Though his grandmothers heavily influenced him, Miller said that he did not fully reflect on the values they taught him until he was older.
Miller said that he spent most of his adult life not really paying attention to what was going on in the broader world. He was focused mostly on his film career, which took him to Los Angeles, New York and Atlanta.
But, no matter where he lived, Miller said he could never escape his love of Las Vegas and the community he was surrounded by growing up. He knew that he had to give back in a similar way to his grandmothers.
So, Miller came back to Las Vegas and introduced the 11Eleven11 project to the city, a youth mentoring and film training program that encourages civic engagement through film. The project gave him the impetus to participate in more community-oriented organizations.
He never planned on running for office until his mentor and cousin, the late Assemblyman Tyrone Thompson (D-Las Vegas), asked Miller if he had ever considered serving as a legislator.
"He planted a seed," Miller said. "I started becoming a lot more interested in understanding, how as a legislator, as the person in the seat, how you're able to make an impact at a greater level."

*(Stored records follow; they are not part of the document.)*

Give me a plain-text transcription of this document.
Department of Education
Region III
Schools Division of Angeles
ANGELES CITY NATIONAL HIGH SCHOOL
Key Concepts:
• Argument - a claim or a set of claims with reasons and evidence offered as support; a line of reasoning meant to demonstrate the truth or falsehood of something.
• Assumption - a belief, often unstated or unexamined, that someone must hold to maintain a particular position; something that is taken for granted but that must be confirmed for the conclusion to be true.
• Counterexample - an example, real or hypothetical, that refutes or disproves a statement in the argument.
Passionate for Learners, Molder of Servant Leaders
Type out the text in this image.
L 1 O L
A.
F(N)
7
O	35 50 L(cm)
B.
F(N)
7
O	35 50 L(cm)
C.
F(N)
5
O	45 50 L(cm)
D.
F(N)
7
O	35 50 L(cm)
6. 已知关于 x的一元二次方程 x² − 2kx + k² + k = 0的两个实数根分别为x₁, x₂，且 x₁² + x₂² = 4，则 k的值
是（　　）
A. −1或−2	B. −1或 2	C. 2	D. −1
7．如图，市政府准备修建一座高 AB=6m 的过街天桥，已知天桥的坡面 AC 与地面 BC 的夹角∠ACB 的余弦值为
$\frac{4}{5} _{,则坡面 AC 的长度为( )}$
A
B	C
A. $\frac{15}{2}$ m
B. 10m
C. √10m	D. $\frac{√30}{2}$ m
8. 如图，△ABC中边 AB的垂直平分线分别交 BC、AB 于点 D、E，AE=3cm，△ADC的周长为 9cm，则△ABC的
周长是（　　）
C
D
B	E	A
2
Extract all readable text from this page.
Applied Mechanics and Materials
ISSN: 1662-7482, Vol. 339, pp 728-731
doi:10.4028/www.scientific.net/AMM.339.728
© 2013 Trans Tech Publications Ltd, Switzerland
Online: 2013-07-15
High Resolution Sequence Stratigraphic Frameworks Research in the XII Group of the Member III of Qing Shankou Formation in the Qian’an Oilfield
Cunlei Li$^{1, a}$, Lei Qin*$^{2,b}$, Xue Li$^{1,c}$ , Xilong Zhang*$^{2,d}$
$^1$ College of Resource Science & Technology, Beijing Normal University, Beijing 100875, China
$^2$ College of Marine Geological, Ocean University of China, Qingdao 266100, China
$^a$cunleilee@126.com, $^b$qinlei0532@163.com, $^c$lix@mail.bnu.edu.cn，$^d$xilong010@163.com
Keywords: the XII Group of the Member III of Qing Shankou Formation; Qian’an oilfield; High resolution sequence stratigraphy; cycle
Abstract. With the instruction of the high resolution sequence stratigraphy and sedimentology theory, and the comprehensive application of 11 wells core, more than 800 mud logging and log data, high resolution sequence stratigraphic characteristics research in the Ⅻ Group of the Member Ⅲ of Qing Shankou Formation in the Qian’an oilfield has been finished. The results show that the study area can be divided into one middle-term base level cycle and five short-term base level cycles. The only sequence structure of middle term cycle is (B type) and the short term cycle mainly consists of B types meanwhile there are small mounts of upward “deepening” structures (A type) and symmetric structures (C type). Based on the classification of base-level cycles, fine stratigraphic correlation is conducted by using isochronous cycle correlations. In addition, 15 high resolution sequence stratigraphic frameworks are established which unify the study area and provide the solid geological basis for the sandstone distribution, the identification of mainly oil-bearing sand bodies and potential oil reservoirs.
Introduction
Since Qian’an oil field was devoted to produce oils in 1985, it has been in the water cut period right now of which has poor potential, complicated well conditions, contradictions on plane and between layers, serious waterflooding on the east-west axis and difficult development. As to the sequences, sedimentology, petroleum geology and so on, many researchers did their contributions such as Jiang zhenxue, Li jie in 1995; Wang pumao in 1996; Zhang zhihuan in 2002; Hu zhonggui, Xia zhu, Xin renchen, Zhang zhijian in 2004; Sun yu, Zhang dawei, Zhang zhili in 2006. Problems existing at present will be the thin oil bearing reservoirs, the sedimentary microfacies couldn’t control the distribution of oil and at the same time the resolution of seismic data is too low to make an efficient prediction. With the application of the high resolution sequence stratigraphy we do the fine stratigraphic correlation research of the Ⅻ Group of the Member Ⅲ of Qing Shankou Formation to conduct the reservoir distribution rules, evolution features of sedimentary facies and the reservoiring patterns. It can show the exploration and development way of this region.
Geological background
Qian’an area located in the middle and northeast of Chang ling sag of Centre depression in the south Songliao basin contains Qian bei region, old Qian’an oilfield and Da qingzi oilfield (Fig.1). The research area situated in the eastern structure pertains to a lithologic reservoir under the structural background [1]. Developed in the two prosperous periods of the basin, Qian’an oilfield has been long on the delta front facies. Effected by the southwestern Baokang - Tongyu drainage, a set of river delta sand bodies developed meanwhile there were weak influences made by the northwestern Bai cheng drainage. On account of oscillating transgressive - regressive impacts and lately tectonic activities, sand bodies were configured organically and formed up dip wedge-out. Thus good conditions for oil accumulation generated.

The ability to make generational change ultimately gave Miller the impetus to run for office.
"We can really make bold, significant changes now, because things are broken and when things are broken, you can make a decision to put them back the way that they were, or to figure out how to do something new," Miller said.
Miller's focus this session is on bills that stimulate the state's recovery, address economic and criminal injustices and help local businesses struggling in the wake of COVID-19 shutdowns.
He said his only regret is not being able to learn more from Thompson, who unexpectedly died during the 2019 legislative session at the age of 51.
"I have questions for him all the time," Miller said. "Politics to some degree requires people to be so perfect or so black and white and we're so 360 and we're so full. So it would be amazing to ask him some of the questions of how to navigate being the politician and the human being. He was really good at it."
On the issues
Helping small businesses and ensuring that they can survive the pandemic's economic effects is one of Miller's top goals.
Another part of the recovery effort has to include economic diversification and addressing disparities within communities of color, Miller said.
"We're the hardest-hit state. We know that we're going to take the longest to recover because if the rest of the world doesn't have money. Guess who gets it last? Travel and tourism," Miller said. "We've got to get people back to work and that may look like attracting new industries and things here. We've got to stop our small businesses from bleeding."
Criminal justice reform
Miller said he is working on a bill addressing direct filing which allows prosecutors to file charges against a juvenile in an adult criminal court. He is also looking at ways to reduce policing bias during interactions between law enforcement and other individuals.
"It's a hard pill for me to swallow, to know that someone who is not able to vote, not able to buy a drink, not able to gamble, not able to do a lot of things, not able to drive in some cases can be charged automatically as an adult," Miller said. "We are incarcerating people before they get an opportunity to actually become who they are."
Miller said people of color are disproportionately charged and jailed by the criminal justice system, which affects the entire community.
"Leveling this justice field so that justice is truly for all and it looks the same for all, despite how we look and where we come from [is vital]," Miller said.
The 2020 elections were fair, Miller said.
However, he is not opposed to reassessing Nevada's election laws and seeing how lawmakers can improve the process.
"I am open to looking at the process and seeing how we can make it better, how we can make it more fair, how we can make it more accessible to everyone," Miller said. "Anything that's going to lead to less people voting is not something that I'm at all interested in.”